The video part will be
/sys/devices/pci0000:00/0000:00:05.0/0000:02:00.0

Write an udev rule
cat /etc/udev/rules.d/72-seat-1.rules
SUBSYSTEM=="pci", DEVPATH=="/devices/pci0000:00/0000:00:05.0/0000:02:00.0", TAG+="seat", TAG+="master-of-seat", ENV{ID_AUTOSEAT}="1", ENV{ID_SEAT}="seat1"

reboot or use 'udevadm trigger' to apply the new rule

3 - Attach a mouse, keyboard and soundcard
Use loginctl seat-status seat0 to find your devices and "move" them to seat1 with
loginctl attach seat1 <your device>
If you use a usb-hub for the mouse and keyboard attach the hub, so every device you plug into the hub will attached to seat1

You can verify your setup with
$ loginctl seat-status seat1

seat1
	Sessions: *c2
	 Devices:
		  ├─/sys/devices/pci0000:00/0000:00:05.0/0000:02:00.0
		  │ [MASTER] pci:0000:02:00.0
		  ├─/sys/devices/pci0000:00/0000:00:05.0/0000:02:00.1/sound/card1
		  │ sound:card1 "NVidia"
├─/sys/devices/pci0000:00/0000:00:05.0/0000:02:00.1/sound/card1/input14
		  │ │ input:input14 "HDA NVidia HDMI/DP,pcm=3"
└─/sys/devices/pci0000:00/0000:00:05.0/0000:02:00.1/sound/card1/input15
		  │   input:input15 "HDA NVidia HDMI/DP,pcm=7"
                  ...

Finally,
Step 1 is always necessary for a Nvidia card.

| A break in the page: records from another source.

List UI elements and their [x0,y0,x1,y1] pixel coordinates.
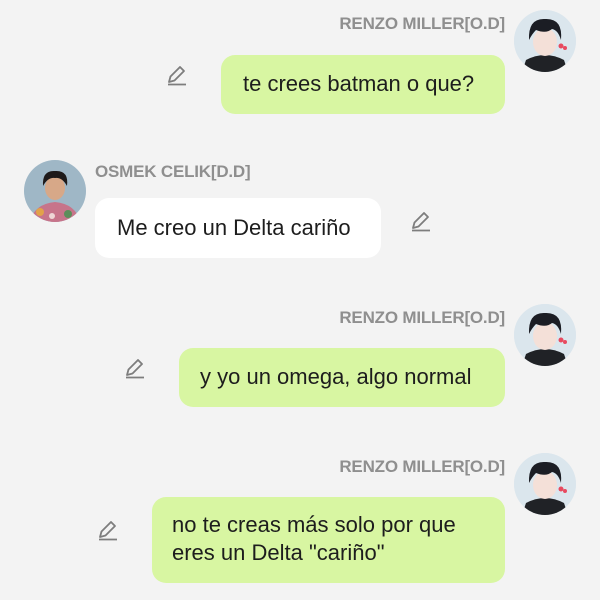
pencil-edit-icon[interactable] [164,62,190,88]
message-bubble[interactable]: y yo un omega, algo normal [179,348,505,407]
message-bubble[interactable]: no te creas más solo por que eres un Del… [152,497,505,583]
message-bubble[interactable]: Me creo un Delta cariño [95,198,381,258]
avatar[interactable] [514,10,576,72]
message-text: no te creas más solo por que eres un Del… [172,512,456,565]
message-text: te crees batman o que? [243,71,475,96]
message-text: Me creo un Delta cariño [117,215,351,240]
sender-name: RENZO MILLER[O.D] [339,457,505,476]
sender-name: OSMEK CELIK[D.D] [95,162,251,181]
sender-name: RENZO MILLER[O.D] [339,308,505,327]
sender-name: RENZO MILLER[O.D] [339,14,505,33]
message-text: y yo un omega, algo normal [200,364,472,389]
avatar[interactable] [514,304,576,366]
avatar[interactable] [24,160,86,222]
pencil-edit-icon[interactable] [122,355,148,381]
message-bubble[interactable]: te crees batman o que? [221,55,505,114]
pencil-edit-icon[interactable] [95,517,121,543]
pencil-edit-icon[interactable] [408,208,434,234]
avatar[interactable] [514,453,576,515]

I don't know if the nvidia-xconfig program is able to add the "MatchSeat" option. Don't use the xorg.conf file, because only seat0 will use it. So the X server on seat1 will give you an error "No device found"

Maybe the Nvidia Maintainers will help us in the future with Step 2. I think it is possible that all Nvidia graphic devices get the "master-of-seat" tag. I will ask them.

Step 3 is always required for a multiseat setup. Unless you have a open source displaylink device.